Her attorney, Stephen Houze, says she is the subject of threats and a "witch hunt." Television news shows regularly display pictures of a bikini-clad Terri Horman from five years ago when she was an amateur body builder -- juxtaposed with images from a family news conference soon after Kyron's disappearance in which she appears overweight and slovenly.
She has reportedly moved in with her parents in southern Oregon, although there hasn't been much activity at the family home, leading to speculation that she is elsewhere. She filed papers this week saying she would not contest the divorce.
Houze has not responded to repeated requests from The Associated Press for comment.
In recent days one of Terri Horman's friends, DeDe Spicher, reported to the Multnomah County grand jury looking into the case. Investigators will not comment on her role, if any. Young and Kaine Horman have accused Spicher of hampering the probe, but her lawyer maintains she is cooperating.

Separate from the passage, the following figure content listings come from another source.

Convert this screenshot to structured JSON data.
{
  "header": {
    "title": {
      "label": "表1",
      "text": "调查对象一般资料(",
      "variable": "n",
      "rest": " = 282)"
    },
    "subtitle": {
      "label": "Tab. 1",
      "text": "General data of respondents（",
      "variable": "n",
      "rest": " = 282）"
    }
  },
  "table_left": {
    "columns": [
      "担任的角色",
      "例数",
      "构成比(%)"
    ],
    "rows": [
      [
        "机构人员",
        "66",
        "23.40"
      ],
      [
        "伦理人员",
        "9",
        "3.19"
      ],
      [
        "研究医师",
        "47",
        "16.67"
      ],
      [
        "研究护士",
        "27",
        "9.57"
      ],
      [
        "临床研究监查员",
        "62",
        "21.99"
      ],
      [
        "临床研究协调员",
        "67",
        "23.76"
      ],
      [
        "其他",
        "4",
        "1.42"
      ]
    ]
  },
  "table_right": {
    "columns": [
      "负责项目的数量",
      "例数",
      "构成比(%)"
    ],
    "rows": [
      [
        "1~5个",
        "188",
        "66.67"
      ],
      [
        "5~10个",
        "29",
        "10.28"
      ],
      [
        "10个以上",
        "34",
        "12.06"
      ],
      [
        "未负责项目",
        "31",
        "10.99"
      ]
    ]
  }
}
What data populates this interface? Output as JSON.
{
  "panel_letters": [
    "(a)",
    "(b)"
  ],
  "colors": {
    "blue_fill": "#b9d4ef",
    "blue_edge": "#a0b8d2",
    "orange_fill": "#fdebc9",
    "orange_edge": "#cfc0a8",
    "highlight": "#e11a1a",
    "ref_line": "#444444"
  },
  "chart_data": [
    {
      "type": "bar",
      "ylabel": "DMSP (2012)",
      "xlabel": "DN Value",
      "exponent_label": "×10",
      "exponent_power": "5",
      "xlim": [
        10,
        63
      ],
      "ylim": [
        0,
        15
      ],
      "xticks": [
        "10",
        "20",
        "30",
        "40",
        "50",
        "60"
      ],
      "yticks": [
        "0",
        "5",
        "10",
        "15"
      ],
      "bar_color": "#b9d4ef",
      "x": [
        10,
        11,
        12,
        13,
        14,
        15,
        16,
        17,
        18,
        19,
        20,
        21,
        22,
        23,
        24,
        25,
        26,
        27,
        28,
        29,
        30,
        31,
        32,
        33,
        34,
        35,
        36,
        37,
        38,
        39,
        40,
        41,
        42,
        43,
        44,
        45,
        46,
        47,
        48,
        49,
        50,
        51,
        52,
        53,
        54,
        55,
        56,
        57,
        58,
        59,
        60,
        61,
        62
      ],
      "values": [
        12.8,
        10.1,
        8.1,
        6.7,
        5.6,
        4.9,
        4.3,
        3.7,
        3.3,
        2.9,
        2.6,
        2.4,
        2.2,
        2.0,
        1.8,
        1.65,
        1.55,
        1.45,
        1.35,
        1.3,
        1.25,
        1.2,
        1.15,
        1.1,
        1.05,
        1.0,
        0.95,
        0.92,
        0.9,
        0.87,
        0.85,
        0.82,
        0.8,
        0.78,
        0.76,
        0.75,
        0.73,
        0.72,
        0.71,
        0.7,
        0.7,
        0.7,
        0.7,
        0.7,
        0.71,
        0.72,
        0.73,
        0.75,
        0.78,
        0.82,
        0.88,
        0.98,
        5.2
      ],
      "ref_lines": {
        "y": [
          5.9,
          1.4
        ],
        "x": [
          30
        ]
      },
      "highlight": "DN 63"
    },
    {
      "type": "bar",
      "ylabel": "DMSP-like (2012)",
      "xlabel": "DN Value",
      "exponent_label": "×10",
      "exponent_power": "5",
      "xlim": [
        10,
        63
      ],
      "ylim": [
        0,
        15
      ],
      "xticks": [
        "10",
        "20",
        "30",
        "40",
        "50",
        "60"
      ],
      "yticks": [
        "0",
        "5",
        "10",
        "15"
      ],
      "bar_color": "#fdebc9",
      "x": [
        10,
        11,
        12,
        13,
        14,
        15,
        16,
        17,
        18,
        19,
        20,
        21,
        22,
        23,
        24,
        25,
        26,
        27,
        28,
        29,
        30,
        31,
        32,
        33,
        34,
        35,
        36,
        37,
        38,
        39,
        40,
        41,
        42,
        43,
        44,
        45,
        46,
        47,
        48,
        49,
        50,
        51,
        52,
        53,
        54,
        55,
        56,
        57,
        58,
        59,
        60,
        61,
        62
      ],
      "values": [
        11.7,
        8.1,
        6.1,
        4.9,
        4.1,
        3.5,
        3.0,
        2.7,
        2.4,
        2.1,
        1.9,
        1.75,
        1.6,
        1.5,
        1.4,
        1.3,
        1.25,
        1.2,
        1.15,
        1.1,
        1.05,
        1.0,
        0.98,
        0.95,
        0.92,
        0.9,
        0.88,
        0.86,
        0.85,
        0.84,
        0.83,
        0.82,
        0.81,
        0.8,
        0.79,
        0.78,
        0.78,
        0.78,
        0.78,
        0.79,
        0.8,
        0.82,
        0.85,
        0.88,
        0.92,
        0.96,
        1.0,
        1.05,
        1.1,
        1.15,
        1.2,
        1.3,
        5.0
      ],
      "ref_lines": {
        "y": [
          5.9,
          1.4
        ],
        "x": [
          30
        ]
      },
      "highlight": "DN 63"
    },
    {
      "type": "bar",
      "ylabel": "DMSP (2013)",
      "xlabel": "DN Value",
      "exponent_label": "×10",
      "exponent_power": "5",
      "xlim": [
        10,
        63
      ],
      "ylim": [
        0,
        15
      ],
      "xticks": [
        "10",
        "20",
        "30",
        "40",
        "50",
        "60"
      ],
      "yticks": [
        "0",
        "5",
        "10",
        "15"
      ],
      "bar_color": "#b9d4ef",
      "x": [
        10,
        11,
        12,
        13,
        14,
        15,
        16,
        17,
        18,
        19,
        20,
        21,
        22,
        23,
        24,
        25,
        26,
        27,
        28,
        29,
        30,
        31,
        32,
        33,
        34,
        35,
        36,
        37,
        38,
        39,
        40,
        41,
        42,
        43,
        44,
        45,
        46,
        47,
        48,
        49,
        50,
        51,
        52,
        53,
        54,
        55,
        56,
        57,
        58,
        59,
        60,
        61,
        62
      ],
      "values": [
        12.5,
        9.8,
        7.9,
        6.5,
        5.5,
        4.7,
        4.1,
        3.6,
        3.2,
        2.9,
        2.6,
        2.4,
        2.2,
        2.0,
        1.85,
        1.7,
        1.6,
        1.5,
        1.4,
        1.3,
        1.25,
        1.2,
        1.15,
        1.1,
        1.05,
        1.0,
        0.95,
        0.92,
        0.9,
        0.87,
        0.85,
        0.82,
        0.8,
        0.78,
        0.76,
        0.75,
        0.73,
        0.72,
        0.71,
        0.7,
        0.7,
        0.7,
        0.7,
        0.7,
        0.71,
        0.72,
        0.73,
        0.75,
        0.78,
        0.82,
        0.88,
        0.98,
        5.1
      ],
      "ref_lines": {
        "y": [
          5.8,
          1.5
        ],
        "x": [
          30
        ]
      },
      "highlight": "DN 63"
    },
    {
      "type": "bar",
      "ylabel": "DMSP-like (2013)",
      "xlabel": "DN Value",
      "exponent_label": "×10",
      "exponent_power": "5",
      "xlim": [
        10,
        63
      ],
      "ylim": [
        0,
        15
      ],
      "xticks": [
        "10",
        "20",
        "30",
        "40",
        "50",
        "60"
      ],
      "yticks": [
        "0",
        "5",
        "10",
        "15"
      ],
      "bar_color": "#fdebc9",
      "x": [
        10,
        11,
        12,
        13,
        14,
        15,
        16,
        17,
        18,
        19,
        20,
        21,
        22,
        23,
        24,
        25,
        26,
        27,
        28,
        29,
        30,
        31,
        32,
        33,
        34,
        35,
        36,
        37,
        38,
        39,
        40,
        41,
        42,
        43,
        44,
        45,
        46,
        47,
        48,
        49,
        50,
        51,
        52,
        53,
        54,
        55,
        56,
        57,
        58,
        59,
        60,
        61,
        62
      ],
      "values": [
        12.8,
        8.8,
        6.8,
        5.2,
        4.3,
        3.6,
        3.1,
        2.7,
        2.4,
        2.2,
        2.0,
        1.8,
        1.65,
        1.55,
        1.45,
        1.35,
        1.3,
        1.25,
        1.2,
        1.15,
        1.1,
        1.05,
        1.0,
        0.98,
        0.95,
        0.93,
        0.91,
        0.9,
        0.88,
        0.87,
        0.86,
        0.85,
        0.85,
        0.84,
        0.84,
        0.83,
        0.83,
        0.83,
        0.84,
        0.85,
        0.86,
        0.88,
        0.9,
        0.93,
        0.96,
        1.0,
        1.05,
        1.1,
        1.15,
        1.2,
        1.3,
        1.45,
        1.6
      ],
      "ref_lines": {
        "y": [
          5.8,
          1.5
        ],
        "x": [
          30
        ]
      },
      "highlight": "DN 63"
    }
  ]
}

Former Multnomah County prosecutor Josh Lamborn, now in private practice and not connected to the case, said a grand jury's involvement does not always result in criminal charges -- contradicting rumors that spread earlier last week that an arrest was imminent. Sometimes, Lamborn said, grand juries are simply investigative tools.
But he said that Terri Horman's reported behavior since Kyron's disappearance have not helped her in the eyes of investigators or the public.
"It kind of confirms to them that this is a person who is acting different from what you would expect a crime victim's family member to act," Lamborn said. "When your son or stepson is abducted you would expect that person to act in a particularly way, very supportive, doing whatever they possible can to help investigators."
Marc Klaas, whose 12-year-old daughter, Polly, was abducted and murdered in Northern California in 1993, and who now runs KlassKids Foundation to prevent crimes against children, offered a different take.
"Some people seem to be losing sight that this case is about a missing child," said Klaas of the "circus" atmosphere in the Horman case. "The focus shouldn't be about this stepmother, Terri, and the bizarreness that she surrounds herself with or that surrounds her."
Skyline Elementary is shuttered for the summer, but a fence surrounding the grounds has become "Kyron's Wall of Hope," festooned with balloons, pinwheels and stuffed animals.
One small purple note reads in a child's scrawl: "Dear Kyron, I hope you come home safe. You are mist."
Seven-year-old Makayla Mariani, who lives across town and didn't know Kyron, came to the wall earlier in the week to leave her own message and a teddy bear.
Makayla's mom, Desiree Thomas, said she doesn't know what to think.
"It's kind of hard to put together," she said. "It's such a crazy, twisted story."
And still the question remains: Where is Kyron?
Kaine Horman has moved back home and returned on a limited basis to his work as an engineer at Intel, while trying to keep life as normal as possible for toddler Kiara. He regularly visits Kyron's Wall of Hope.
He and his ex-wife, Young, speak often with the media, in hopes of keeping Kyron's story in the news.
"There's no better advocate for a missing child than the child's parents," said Klaas. "If it seems that the parents have given up hope, then hope is lost."
The father and mother's latest appearance came Friday when Young reiterated her belief that Kyron is still alive and that Terri Horman is involved somehow in his disappearance, although she has no evidence.
Her angry resolve to find her son has become tinged with more evident sadness as the weeks are stretching into months.
"I don't know if I'm getting through it," she said. "I'm just taking one day at a time. Eight weeks is a hard marker for me."